Polychromatic photobiomodulation accelerates diabetic wound repair via pro-angiogenic and anti-inflammatory mechanisms

Abstract

This study aimed to evaluate the histological and molecular effects of polychromatic photobiomodulation (PBM, 600–1200 nm), delivered at varying treatment frequencies, on wound healing in a streptozotocin (STZ)-induced diabetic rat model. To minimize inter-subject variability, three full-thickness excisional wounds were created on the dorsum of each diabetic rat and assigned to one of three groups: untreated Negative Control (NC), once-daily PBM (PBM1), or twice-daily PBM (PBM2). Treatments were administered using a polychromatic light source (600–1200 nm) placed 30 cm away from the wounds at an irradiance of 0.038 W/cm² with escalating fluences over a six-day period. Skin samples were harvested on Days 7 and 14 post-wounding and analyzed using Masson’s Trichrome staining and immunohistochemistry for VEGF, VEGFR2, TGF-β, TGF-βR2, CD163, and TNF-α. The PBM2 regimen significantly enhanced re-epithelialization, collagen deposition, and angiogenesis compared to both PBM1 and untreated controls.
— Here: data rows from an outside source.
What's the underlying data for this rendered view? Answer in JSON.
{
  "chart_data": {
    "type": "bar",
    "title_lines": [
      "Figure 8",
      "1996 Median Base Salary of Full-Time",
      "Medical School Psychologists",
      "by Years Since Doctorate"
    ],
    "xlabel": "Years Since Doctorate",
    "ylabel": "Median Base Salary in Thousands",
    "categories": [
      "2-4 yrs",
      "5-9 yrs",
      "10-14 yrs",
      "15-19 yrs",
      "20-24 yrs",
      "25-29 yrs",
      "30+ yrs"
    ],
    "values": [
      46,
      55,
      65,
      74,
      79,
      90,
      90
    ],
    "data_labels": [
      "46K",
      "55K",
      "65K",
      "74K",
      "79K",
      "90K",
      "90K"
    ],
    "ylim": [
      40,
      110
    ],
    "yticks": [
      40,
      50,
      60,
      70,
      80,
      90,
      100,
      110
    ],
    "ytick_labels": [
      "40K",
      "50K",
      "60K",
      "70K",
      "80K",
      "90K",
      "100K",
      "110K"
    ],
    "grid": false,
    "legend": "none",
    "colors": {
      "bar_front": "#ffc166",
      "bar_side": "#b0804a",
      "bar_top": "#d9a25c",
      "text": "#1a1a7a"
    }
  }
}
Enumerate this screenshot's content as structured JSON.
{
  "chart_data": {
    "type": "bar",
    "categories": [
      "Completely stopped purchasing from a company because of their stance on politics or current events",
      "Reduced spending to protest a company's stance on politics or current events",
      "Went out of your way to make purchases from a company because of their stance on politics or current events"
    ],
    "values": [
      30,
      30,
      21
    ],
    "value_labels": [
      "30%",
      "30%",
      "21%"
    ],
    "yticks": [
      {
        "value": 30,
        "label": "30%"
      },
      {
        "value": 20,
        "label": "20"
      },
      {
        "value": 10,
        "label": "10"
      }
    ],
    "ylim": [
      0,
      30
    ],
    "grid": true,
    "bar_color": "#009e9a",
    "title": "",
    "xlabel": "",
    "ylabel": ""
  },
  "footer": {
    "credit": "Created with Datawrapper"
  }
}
Immunohistochemical analysis demonstrated early and pronounced expression of VEGF and CD163, along with sustained activation of TGF-βR2 in the PBM2 group. TNF-α expression was significantly reduced, particularly in the PBM2-treated wounds, suggesting accelerated resolution of inflammation and enhanced M2 macrophage polarization. Masson’s Trichrome staining further confirmed the presence of denser and more organized collagen fibers in PBM2-treated wounds. Collectively, these findings indicate that twice-daily polychromatic PBM facilitates diabetic wound healing through synergistic proangiogenic, anti-inflammatory, and fibroproliferative pathways. This study supports the further optimization of PBM protocols for the effective management of chronic wounds.